Que dire de plus d’un album de plus de Stereolab ? Les cordes vocales délicates de Laetitia, les lyrics marxistes, les basses rondes égalisées avec un peu de medium, le Farfisa, ce mélange unique d’Exotica, de pop 60’s et de Krautrock, on les retrouve sur chaque nouvel album du groupe. Et si les variations entre chaque disque semblent infimes, pourtant chaque nouvelle sortie apporte son lot d’espérances, l’espoir que le groupe ira au-delà de ses habitudes et du cercle équidistant de ses admirateurs. Or, cet espoir est toujours déçu. Pourtant, ce n’est pas faute de les aimer, ces endives anglaises.

Fab four suture, compilation de singles et d’inédits, est un excellent album, si on le compare à la production musicale générale, mais ce n’est qu’un album de plus de Stereolab, la répétition obsessionnelle des mêmes figures de style virtuoses, des mêmes structures pas possible, des mêmes soli de hautbois en pano sur la gauche. Hors les interventions divines de Jim O’Rourke ou de Sean O’Hagan en d’autres temps (et on voudrait encourager le groupe à donner dans les featurings, s’affronter un peu à l’altérité, arrêter ce jeu de gamin autiste), les fondamentaux de Stereolab restent les mêmes. Permanence, continuité, durée, sempiternité, est-ce qu’on se lasse ? Non, bien sûr. Kyberneticka babicka, part 1 et part 2 jouent adroitement sur des boucles (Phil Glass) et des harmonies vocales (les Beach Boys de Fluoressence), c’est hypnotique, c’est prenant, c’est un peu, joliment, autiste ; Vodiak est amusant, avec ses petits sons concrets dans les coins, son déroulé de batterie, ses entrelacs vocaux, mais bon. Stereolab est toujours très doué pour les titres-slogans, rétro-futuristes, des sortes de mutations organique / machinique, de « machines désirantes » : Get a shot of the refrigerator avec sa basse et son beat un peu funky, a des petits côtés sinistres, des accords mineurs et des synthétiseurs un peu dark, ça ne mange pas de pain. Sinon, c’est souvent joli et gentil. Stereolab, groupe gentil ? On a tellement entendu ça, on a envie de leur dire que c’est vrai, qu’ils sont trop gentils, trop mignons, un peu bébêtes finalement, c’est vrai, qu’il serait temps de devenir méchant comme des adultes, de se coltiner un peu au monde. Laetita, qui parle toujours de révolution, semble n’avoir jamais vraiment accompli la sienne, personnelle (même pas avec Monade). Ca ronronne un peu quoi.

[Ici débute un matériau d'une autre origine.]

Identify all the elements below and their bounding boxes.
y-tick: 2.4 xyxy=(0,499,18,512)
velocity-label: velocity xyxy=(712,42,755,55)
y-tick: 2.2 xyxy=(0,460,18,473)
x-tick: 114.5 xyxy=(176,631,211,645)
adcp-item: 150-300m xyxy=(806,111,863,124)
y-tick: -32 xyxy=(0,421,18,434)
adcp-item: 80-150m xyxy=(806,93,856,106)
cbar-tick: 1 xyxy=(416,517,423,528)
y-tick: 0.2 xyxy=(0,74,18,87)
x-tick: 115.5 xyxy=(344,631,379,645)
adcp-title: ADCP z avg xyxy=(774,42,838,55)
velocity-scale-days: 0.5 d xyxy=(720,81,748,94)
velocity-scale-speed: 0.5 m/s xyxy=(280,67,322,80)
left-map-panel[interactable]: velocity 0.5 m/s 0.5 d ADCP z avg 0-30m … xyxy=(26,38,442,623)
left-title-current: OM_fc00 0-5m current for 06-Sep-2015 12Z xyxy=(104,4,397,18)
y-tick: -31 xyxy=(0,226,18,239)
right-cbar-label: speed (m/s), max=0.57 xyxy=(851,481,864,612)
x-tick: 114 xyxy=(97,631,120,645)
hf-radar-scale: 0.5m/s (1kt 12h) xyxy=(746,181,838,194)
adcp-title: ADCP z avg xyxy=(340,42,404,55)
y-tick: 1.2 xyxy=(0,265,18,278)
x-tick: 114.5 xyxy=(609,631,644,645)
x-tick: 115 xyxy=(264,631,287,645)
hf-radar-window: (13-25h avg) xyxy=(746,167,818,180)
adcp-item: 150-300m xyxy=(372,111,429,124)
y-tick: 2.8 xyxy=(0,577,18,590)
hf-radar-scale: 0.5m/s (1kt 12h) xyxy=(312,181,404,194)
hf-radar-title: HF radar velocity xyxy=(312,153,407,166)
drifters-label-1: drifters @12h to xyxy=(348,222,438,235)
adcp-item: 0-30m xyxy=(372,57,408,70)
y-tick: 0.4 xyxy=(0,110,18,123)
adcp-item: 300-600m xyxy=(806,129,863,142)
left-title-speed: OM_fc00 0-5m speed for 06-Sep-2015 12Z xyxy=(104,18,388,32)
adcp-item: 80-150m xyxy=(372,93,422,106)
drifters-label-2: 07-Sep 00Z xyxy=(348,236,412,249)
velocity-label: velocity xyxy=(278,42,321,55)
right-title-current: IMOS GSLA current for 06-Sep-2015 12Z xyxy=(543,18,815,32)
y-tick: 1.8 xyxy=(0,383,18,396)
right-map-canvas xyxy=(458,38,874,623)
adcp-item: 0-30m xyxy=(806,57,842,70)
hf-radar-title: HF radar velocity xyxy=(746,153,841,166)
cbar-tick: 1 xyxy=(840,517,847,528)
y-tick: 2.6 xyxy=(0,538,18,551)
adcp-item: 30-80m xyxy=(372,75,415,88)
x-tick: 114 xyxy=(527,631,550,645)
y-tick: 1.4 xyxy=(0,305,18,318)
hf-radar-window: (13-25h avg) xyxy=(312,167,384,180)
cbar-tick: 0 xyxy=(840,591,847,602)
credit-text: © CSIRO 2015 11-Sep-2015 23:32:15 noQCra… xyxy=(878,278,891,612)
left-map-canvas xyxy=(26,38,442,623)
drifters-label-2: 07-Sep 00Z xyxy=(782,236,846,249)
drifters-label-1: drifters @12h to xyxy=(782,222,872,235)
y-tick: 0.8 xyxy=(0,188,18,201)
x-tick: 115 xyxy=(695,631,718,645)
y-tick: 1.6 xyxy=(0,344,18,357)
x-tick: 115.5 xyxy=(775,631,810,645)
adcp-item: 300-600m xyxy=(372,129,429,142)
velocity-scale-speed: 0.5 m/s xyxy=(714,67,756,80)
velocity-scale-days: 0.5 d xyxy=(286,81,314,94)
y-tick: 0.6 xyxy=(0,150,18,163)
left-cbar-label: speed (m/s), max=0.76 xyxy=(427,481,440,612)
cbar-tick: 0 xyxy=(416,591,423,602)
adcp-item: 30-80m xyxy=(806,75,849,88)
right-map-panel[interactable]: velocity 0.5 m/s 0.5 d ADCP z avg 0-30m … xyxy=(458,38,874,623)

Bon, sinon, c’est un excellent album, évidemment. On l’écoutera encore de temps en temps (peut-être moins que Emperor tomato Ketchup ou Doots and loops, mes albums fétiches). C’est un album qui satisfera (pas plus) les fans et qui permettra aux nouveaux venus de découvrir un des meilleurs groupes pop de notre époque. Mais on les aime tellement, ces endives anglaises, qu’on aimerait bien les aimer encore un peu plus. Encore un effort.